误三春扒着饭道:“娘子,怎么知道的?”
怀芷的故事误三春也知道,他是本来就知道县令和怀芷的身份。荷藕则是听着怀芷的故事和近来发生的实事一碰,便也明白了个大概,且那日怀芷和县令闹别扭那日,怀芷也是荷藕说开了的。
一开始怀芷还担心荷藕会因为自己骗她不理自己呢,没想到荷藕却是很为她开心,可以找回属于自己的人生。
荷藕坐在马车上挪了挪位置,依偎在男人肩膀上,看着远方连接成片金灿灿直至天近头的稻田道:“好朋友不会隐瞒秘密的。”
“哦,那娘子是舍不得怀芷?”
“是呀。我觉得和怀芷很投缘呢。可是,人家不是也说了,天涯若比邻吗?她回到了她原来的人生轨迹上去,做为朋友是很为她开心的。再说了,我们也可以写信呀,鸿雁传书吗。”
误三春看着小姑娘明明很失落还安慰自己的样子,摸了摸她的头,他知道荷藕这些看都没有什么朋友,如今好不容易可以交心的,她嘴上不说心里其实是很欢喜的。
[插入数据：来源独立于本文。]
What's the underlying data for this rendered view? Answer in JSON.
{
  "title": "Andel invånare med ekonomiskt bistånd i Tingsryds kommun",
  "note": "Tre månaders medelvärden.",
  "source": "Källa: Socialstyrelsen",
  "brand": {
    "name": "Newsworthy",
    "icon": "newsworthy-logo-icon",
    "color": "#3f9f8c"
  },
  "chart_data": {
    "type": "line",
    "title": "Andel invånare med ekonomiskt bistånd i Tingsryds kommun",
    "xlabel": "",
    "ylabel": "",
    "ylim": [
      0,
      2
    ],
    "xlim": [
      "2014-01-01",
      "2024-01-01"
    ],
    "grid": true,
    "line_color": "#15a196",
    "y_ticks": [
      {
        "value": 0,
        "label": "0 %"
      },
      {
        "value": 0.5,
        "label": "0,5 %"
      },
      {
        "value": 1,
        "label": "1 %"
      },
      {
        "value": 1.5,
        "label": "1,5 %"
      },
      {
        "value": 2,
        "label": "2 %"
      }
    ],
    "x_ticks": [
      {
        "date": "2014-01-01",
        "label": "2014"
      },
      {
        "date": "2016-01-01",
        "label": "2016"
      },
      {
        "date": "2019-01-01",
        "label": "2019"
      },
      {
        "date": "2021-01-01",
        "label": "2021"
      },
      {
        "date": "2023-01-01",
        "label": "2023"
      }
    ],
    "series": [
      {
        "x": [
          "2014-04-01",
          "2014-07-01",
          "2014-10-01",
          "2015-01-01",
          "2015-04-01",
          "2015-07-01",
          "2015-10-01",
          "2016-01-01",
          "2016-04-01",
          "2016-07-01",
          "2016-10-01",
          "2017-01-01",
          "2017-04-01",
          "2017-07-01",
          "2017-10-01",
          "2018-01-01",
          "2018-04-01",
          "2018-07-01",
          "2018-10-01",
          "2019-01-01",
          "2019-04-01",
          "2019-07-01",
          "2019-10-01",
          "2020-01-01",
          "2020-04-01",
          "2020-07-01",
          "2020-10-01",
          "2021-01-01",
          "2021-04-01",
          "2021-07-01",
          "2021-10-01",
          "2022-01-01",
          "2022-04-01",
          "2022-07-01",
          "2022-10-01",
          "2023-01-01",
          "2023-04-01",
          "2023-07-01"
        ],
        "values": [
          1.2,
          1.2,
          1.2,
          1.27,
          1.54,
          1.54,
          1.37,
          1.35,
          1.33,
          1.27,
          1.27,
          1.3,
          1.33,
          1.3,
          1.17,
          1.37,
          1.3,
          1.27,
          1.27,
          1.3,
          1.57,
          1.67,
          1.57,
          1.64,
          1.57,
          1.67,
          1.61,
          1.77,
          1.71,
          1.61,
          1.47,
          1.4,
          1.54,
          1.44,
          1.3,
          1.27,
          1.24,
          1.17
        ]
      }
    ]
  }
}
男人提议道:“娘子,要不然咱们也搬去京城吧。这样你和怀芷就可以常常见面。”
“相公,你是不是发烧了?青天白日的说胡话呢。”荷藕从男人肩膀起身,用手探着男人的额头。
男人笑着将她的手拉了下来亲了亲道:“我是认真的,娘子的手艺在那里都是不愁没饭吃的。我家姑舅里也有在京城做生意的,可以先联系他们帮咱们先做安排,等一切安顿好了便北上就是了。说不定啊还能和怀芷他们一道去呢。”
荷藕忙将手缩了回来藏在袖中,左右看看好在大家都还在讨论皇家秘闻,没人注意到他们两个。
荷藕知道误三春同家里的亲戚是不怎么来往的,怕来如今也是为着她才想着去投亲靠友,她是不想相公受着委屈的。
“相公,青山村便很好。很更想和相公过炊烟袅袅,日出而作日落而熄灯的日子。”
“那日娘子改变主意了便告诉我,不是什么麻烦事儿。”男人一本正经的说着。
“好,到时一定第一个告诉相公。”
秋收开始没几天,剿匪活动风风火火的开始了。如今路上也不太平,被击败四散的土匪偶有会袭击往来商人和农户的,连着路上都是盘查的官兵,青山村通往外界的路也关停了。
怀芷这几日便再也没来过,如今这般慌乱县衙想来也不会消停。
剿匪这事对青山村没有什么大影响,他们村出了名的穷土匪都看不上,再加上如今都忙秋收也不得空朝县城里跑。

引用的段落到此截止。